Sejatinya, usaha kita untuk sampai pada rezeki tersebut adalah termasuk “juz al-‘illah” (bagian dari sebab) dan apabila berada di samping sebab-sebab yang lain dari alam ghaib, maka tentu saja untuk memperoleh rezeki tersebut adalah perkara yang pasti. Dalam hal ini, Amirul Mukminin Ali As bersabda, “Carilah rezeki yang telah terjamin dan melimpah yang (hanya) disediakan bagi yang mencarinya.”[5]
Sebagaimana pencarian tanpa jaminan adalah mustahil, penjaminan rezeki juga tanpa pencarian (pada rezeki yang dicari) tidak mungkin. Atas alasan ini, dua bagian rezeki yang ditentukan bagi para hamba, satu bagian tanpa syarat (rezeki thâlib) dan bagian yang lain adalah rezeki bersyarat (rezeki matlub). Rezeki tanpa syarat mencari manusia pada segala kondisi sehingga menjamin ukuran kapabilitas manusia dari jenis rezeki ini tidak kepenuhan hingga ajal dan kematiannya tiba. Sesuai dengan sabda Rasulullah Saw, “Tiada seorang pun yang meninggal hingga rezekinya sempurna ia dapatkan.”[6] Adapun rezeki matlub dan bersyarat kepastiannya bersyarat pada pengerjaan beberapa perkara dan dengan memperhatikan beberapa masalah dimana tanpanya tidak akan terwujud.” [7]
Rezeki thâlib dan yang telah ditentukan (mahtum) adalah rezeki berupa keberadaan, usia, segala fasilitas, lingkungan keluarga, dan segala potensi dan sebagainya yang dari jenis rezeki ini, memberikan kemampuan yang diperlukan dan ketelitian untuk berusaha, berupaya dan bekerja. Dan dalam pancaran rezeki yang telah ditentukan ini gerbang pintu rezeki matlub dan yang bersyarat akan terbuka.
Pada rezeki yang dicari setiap orang bagaimanapun bentuknya harus menengadahkan tangannya ke hadapan Mahapemberi rezeki Mutlaq (Razzaq); bahkan seorang bocah yang meminum ASI dengan usahanya meronta, menangis, menjerit, dan berteriak. Karena itu, dalam pelbagai perbuatan ini ia akan memperoleh rezeki matlub (ASI). Namun tatkala ia tumbuh berkembang dan sampai pada tingkatan yang lebih besar, usaha dan keseriusannya berbentuk lain, dan dengan cara berpikir, berbuat, menggerakan anggota tubuh, kualitas dan kuantitas rezeki juga mengamlami perubahan.

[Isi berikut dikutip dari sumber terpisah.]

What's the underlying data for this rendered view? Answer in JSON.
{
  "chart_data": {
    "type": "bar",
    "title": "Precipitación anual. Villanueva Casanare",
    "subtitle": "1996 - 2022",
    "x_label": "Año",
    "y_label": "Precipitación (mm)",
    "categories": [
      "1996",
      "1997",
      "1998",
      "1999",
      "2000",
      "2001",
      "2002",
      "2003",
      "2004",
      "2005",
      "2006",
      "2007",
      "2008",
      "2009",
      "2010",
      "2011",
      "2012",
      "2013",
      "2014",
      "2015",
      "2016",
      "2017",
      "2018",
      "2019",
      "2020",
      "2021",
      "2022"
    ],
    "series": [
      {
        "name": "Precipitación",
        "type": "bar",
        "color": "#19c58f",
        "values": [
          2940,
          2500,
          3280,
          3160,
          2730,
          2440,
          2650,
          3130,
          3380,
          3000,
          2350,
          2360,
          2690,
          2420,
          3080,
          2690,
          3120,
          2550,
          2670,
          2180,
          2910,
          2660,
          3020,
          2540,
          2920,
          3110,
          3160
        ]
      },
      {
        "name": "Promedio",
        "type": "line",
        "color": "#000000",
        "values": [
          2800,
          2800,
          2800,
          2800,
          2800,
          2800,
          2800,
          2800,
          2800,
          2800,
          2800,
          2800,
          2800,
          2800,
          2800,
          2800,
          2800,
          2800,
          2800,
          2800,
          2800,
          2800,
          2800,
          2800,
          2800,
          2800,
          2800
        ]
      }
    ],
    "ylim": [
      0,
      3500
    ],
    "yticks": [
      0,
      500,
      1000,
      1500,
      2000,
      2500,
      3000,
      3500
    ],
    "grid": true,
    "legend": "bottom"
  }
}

Kesimpulannya dalam mendapatkan rezeki yang ditentukan, usaha, pikiran dan kegiatan tercipta dan dalam usaha, kegiatan dan mencari, rezeki yang dicari akan muncul. Rezeki yang ditentukan tidak berubah, berganti, berkurang atau bertambah. Bukan keserakahan orang-orang serakah yang mampu menyingkirkan rezeki ini dan juga bukan dengan penolakan orang-orang enggan terhadap rezeki tersebut.[8] Namun bergantung pada bagaimana pemenuhan pelbagai pendahuluan rezeki yang dicari (mathlub) dan kualitas rangkapan, penataannya yang dapat berpengaruh pada kuantitas dan kualitasnya. Misalnya niat baik dan berketerusan dalam thaharah merupakan perkara yang dapat menambah rezeki.
Seseorang bertanya kepada Rasulullah Saw bahwa ia ingin rezekinya bertambah luas, Rasulullah Saw bersabda: “Hendaklah engkau senantiasa dalam keadaan suci (thaharah) supaya rezekimu semakin bertambah.”[9]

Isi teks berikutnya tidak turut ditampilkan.